Each year, inmates in the state's Department of Corrections career and technical education program study horticulture practices while raising trees using native seeds. When the trees reach about 6 feet tall, they are taken by volunteers and planted throughout 21 of Michigan's state parks. About 1,000 trees are planted each year.

Michelle Coss, fund development coordinator for the Michigan Department of Natural Resources' Parks and Recreation Division, came up with the idea to rename the program.

"I kind of envisioned trees leaving jail and running to a campground and being 'happy little trees' so we reached out to Bob Ross Inc. and they loved it and off we went," Coss tells MNN.
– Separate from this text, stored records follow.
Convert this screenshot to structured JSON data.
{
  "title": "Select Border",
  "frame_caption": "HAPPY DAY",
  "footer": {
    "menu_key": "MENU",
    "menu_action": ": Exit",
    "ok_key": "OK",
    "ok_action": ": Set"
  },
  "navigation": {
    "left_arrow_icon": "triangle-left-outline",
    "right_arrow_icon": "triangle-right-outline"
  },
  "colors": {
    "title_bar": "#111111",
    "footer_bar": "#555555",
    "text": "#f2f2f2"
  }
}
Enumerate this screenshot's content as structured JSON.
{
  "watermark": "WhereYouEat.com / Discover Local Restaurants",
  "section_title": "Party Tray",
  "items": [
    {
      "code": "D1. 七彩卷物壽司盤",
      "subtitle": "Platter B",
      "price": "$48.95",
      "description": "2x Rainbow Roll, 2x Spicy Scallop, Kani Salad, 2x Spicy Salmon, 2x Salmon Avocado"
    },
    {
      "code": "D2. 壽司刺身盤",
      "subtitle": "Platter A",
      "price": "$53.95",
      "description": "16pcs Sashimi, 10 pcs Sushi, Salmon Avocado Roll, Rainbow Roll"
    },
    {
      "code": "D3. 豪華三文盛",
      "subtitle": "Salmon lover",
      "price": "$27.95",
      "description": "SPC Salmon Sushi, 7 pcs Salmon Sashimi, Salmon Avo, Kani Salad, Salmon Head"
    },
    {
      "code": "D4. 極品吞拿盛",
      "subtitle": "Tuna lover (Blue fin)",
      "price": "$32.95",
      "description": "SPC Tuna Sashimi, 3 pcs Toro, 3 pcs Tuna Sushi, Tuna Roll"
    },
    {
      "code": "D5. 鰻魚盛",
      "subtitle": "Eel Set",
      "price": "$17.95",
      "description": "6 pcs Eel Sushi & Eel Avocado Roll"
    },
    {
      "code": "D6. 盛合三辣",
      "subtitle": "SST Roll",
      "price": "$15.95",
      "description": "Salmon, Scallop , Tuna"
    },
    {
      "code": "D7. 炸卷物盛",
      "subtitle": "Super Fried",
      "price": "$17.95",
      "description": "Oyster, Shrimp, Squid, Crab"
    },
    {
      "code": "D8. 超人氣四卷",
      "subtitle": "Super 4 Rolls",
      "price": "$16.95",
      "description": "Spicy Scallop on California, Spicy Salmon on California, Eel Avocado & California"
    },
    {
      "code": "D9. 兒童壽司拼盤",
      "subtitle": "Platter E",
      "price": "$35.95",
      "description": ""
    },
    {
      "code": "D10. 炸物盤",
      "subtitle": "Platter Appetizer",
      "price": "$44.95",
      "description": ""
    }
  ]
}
The new trees are planted in parks to replace those that have been harmed by disease or by visitors.

"It is about replacing trees that have invasive species or that have been damaged from people running over them or breaking off limbs," Coss says.

Brian Dunn, the park supervisor at Port Crescent State Park, holds a Happy Little Trees sign. Brian Dunn, the park supervisor at Port Crescent State Park, holds a Happy Little Trees sign. (Photo: Michelle Coss/Michigan Department of Natural Resources)

Three parks — Orchard Beach, Port Crescent and Yankee Springs — will have signs featuring Ross's face and volunteers who help plant all receive commemorative T-shirts, also starring Ross and his signature hairdo. Because the program (and the shirt) have been so popular, the DNR has no more tree-planting volunteer spots this season.

To appease all the fans who want to support the program and who really love Bob Ross, Michigan DNR is selling T-shirts featuring the artist that will benefit the tree-planting program.

The group is also planning a virtual 5K in April where you run a 5K on the honor system wherever you are. It will be called "Run for the Trees," Coss says, and it's perfect timing because the event coincides with Arbor Day and Earth Day. More information will be available on the DNR's Happy Trees site.